Veel Japanse kamers hebben helemaal geen uitzicht. Als je de papieren schermen opzij schuift, zit er matglas achter. Daarom zijn ook de plafondlampen zo fel, het zijn daglichtlampen. Ik heb nog geen schemerlamp gezien.
We worden wakker in die ijskoude kamer. Eva heeft geslapen onder drie dekbedden en een deken, ik had aan twee dekbedden genoeg. Ik heb gelukkig eraan gedacht onze kleren ook onder de dekbedden te leggen, zodat we bij het aankleden niet meteen in ijspegels veranderen. We zijn vroeger wakker dan gepland, want de dame van de ryokan komt ons al om tien over zeven wekken, en we zitten vóór half acht aan het ontbijt. Wij hadden een later tijdstip in gedachten. Maar het voordeel is wel dat we nu alle tijd hebben om nog in Hagi rond te lopen!

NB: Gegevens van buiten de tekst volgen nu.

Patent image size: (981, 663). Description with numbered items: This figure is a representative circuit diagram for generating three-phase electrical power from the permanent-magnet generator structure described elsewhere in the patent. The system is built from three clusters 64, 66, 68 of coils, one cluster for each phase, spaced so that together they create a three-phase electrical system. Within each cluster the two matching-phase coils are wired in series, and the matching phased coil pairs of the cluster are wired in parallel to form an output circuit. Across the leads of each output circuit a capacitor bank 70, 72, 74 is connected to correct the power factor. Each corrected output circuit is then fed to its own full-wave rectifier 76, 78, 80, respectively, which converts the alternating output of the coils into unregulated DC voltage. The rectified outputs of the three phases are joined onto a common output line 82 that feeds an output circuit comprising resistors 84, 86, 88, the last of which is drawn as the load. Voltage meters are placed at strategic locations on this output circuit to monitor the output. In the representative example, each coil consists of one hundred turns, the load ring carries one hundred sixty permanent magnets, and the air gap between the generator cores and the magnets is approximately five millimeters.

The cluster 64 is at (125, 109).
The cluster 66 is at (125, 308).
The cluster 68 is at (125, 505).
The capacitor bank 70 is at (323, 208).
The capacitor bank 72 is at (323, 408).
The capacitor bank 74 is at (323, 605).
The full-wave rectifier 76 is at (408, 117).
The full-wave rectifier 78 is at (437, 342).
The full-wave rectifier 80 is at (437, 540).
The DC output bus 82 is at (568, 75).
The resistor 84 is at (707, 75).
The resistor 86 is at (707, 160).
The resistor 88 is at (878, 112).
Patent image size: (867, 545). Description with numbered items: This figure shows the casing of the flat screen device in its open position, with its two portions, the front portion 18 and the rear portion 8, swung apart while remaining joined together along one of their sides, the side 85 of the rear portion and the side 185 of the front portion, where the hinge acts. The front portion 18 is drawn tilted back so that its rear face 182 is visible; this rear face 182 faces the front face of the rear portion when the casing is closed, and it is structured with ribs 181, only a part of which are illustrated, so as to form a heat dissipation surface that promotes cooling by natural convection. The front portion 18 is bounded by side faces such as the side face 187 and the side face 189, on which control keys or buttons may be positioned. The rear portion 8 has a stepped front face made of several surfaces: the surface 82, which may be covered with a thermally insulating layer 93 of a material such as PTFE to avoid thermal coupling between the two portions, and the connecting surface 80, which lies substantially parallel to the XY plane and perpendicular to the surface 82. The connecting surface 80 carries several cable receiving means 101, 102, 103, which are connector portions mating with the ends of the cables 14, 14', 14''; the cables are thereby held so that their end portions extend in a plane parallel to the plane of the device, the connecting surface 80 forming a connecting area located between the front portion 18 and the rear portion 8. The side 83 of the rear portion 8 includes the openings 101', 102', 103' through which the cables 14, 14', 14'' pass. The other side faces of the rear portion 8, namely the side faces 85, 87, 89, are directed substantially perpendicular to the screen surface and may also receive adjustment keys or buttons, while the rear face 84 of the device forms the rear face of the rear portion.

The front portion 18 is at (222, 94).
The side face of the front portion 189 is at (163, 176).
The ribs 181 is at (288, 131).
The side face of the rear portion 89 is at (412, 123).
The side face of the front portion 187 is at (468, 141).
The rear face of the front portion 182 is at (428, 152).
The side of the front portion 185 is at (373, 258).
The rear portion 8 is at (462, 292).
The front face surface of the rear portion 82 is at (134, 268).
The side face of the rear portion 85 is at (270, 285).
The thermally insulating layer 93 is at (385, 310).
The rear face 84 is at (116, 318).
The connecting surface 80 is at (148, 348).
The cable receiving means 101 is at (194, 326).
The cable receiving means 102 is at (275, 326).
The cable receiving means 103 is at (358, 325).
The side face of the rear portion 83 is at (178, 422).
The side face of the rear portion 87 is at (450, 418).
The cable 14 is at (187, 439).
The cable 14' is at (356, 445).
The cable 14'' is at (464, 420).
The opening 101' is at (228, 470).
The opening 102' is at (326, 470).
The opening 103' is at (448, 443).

Er is veel te zien in Hagi, we moeten een keuze maken. We besluiten één oude ‘family residence’ te bezoeken, het ‘tea bowl museum’ en het Uragami Museum. We bezoeken de residentie van Sushuke Aoki, een geleerde uit de negentiende eeuw die in Duitsland Westerse geneeskunst bestudeerde en daar ook met een Duitse is getrouwd. Vanaf het moment dat wij het pand binnen stappen, zijn we zelf de grootste attractie. Er is een gemeenteraadslid van Hagi aanwezig, en die wordt helemaal enthousiast en fotografeert ons uitgebreid. De gids, een miniem klein vrouwtje, moet ook foto’s van hem met ons beiden maken. Morgen op de voorpagina van de plaatselijke krant: “Nederlandse delegatie bezoekt Hagi!”. We komen later met moeite weg uit dat huis, na het uitwisselen van kaartjes. Maar het was een leuke ervaring.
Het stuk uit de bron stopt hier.